Dari keadaan dan barang barang yang tertinggal, kurasa ruangan ini adalah ruangan strategi tentara Valerie.
Yeah, paling tidak berarti kami mempergunakan ruangan ini dengan tepat, ya kan

"Keith, Harmonia, hanya diam...?"
Aku melirikkan bola mata perakku ke arahnya, Keith mengangguk sambil menatap peta di bawah kami dengan serius.

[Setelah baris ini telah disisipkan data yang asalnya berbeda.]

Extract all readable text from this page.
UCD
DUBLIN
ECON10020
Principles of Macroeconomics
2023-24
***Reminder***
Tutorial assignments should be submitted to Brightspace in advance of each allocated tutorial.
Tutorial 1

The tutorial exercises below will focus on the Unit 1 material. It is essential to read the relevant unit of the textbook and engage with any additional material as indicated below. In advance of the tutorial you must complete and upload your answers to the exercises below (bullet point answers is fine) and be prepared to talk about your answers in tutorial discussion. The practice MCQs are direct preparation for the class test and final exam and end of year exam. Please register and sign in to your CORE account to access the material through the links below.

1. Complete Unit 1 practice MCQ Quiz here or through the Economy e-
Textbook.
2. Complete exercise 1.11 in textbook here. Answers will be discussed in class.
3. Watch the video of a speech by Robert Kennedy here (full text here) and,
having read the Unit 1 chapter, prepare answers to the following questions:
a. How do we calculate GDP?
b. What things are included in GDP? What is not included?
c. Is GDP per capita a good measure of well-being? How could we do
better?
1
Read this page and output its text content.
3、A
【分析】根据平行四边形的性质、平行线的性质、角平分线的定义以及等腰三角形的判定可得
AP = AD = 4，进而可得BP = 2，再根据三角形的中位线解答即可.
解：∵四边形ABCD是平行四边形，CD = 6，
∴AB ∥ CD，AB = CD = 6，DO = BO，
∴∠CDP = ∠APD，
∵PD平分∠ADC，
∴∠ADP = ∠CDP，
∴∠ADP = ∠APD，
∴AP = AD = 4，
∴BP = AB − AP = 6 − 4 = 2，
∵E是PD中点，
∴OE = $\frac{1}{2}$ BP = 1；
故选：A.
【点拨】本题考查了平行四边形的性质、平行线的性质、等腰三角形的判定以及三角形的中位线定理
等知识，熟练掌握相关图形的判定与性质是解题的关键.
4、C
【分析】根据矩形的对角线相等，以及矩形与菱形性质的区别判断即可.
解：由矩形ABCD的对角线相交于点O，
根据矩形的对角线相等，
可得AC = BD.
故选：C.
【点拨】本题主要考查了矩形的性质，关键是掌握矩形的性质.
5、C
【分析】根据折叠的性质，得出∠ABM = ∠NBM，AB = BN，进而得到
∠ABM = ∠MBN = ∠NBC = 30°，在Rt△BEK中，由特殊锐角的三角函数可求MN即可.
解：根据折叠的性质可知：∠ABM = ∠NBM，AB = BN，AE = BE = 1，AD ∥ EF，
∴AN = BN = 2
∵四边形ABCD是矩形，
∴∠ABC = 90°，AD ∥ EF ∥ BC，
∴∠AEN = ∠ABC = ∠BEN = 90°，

"Tidak ada pergerakan, mereka semua hanya berdiam, hanya berkemah di sekitar benteng Gaia Wall di selatan kita, yang tampak masih rapat, selain itu tidak ada pergerakan berarti dari mereka.
Tidak ada tanda tanda akan memulai penyerangan juga."
Kanna menimpali pertanyaanku dengan serentetan penjelasan panjang.

"Bagaimana dengan pasukan kita? Vian?"
Seorang Priest berpakaian hitam dengan kumis hitam tipis menunduk dengan sopan kemudian menatap dengan mantap ke arahku.

"Pasukan kita dalam kondisi moral terbaik, Valerie memiliki banyak sarana dan berbagai penunjang yang mendukung keadaan pasukan, kupikir, tidak ada yang perlu di kuatirkan untuk pasukan kita. Selain itu, separuh dari pasukan kita juga sudah saya kirim untuk kembali ke Aronia, karena ada beberapa masalah di perbatasan kita dengan negara tetangga, tampaknya mereka memanfaatkan keadaan ini untuk menyerang perbatasan kita."
Aku mengangguk angguk, sejenak aku berpikir, kemudian aku kembali memutar pandanganku ke arah mereka.

Vian sejenak menimang nimang untuk berbicara, tapi akhirnya memutuskan untuk berbicara.

"Cardinal Yue, maaf saya harus menyatakan hal ini, tapi ada baiknya, kita melepaskan Valerie, dan kembali ke Aronia, lalu menyatakan perdamaian pada Harmonia, apalagi kita sudah mengalahkan Lord Arsais, perang ini sudah tidak ada tujuannya lagi...."

"Tidak.... Aku berubah pikiran.... Kita tidak akan menarik mundur atau berdamai.... Tujuan baru kita adalah: Menghabisi Harmonia.... Kita tidak akan mundur sebelum Harmonia menghilang dari peta.... "
Tegasku, membuat semua orang tampak terkejut dengan perubahanku yang selama ini selalu bersikap damai dan menghindar.

"Cardinal, aku bisa mengerti keinginan anda untuk merebut Harmonia, tapi seperti yang anda lihat, Harmonia berukuran enam kali lebih besar dari kita, begitu juga kekuatan militer massifnya, belum lagi benteng yang didesain sedemikian rupa, memerlukan jumlah pasukan besar untuk mempertahankan satu distrik saja, karena desain pentagonal mereka. Kita saat ini tidak meninggalkan kekuatan apapun di Valerie karena harus mempertahankan South Wall, dan perbatasan dengan dua distrik lainnya, kita hanya akan diinjak seperti lalat jika kita maju lebih dari ini..."

"Tidak, kataku.... Kita akan menghabisi Harmonia. Aku menginginkan Harmonia... Dan.... Untuk pasukan, kita tidak perlu kuatir, kupikir tidak akan lama lagi kita akan mendapat bala bantuan pasukan, dan mereka semua adalah veteran dan terlatih dalam seni berperang."
Semua orang memandangku dengan kebingungan, kecuali Keith dan Kanna

"Apa? Bagaimana bisa kita dapat bala bantuan? Jelas jelas selama ini semua negara aliansi kita tidak mau membantu kita, darimana anda bisa mendapat bala bantuan, Cardinal?"
Aku tersenyum, kemudian kembali menatap mereka.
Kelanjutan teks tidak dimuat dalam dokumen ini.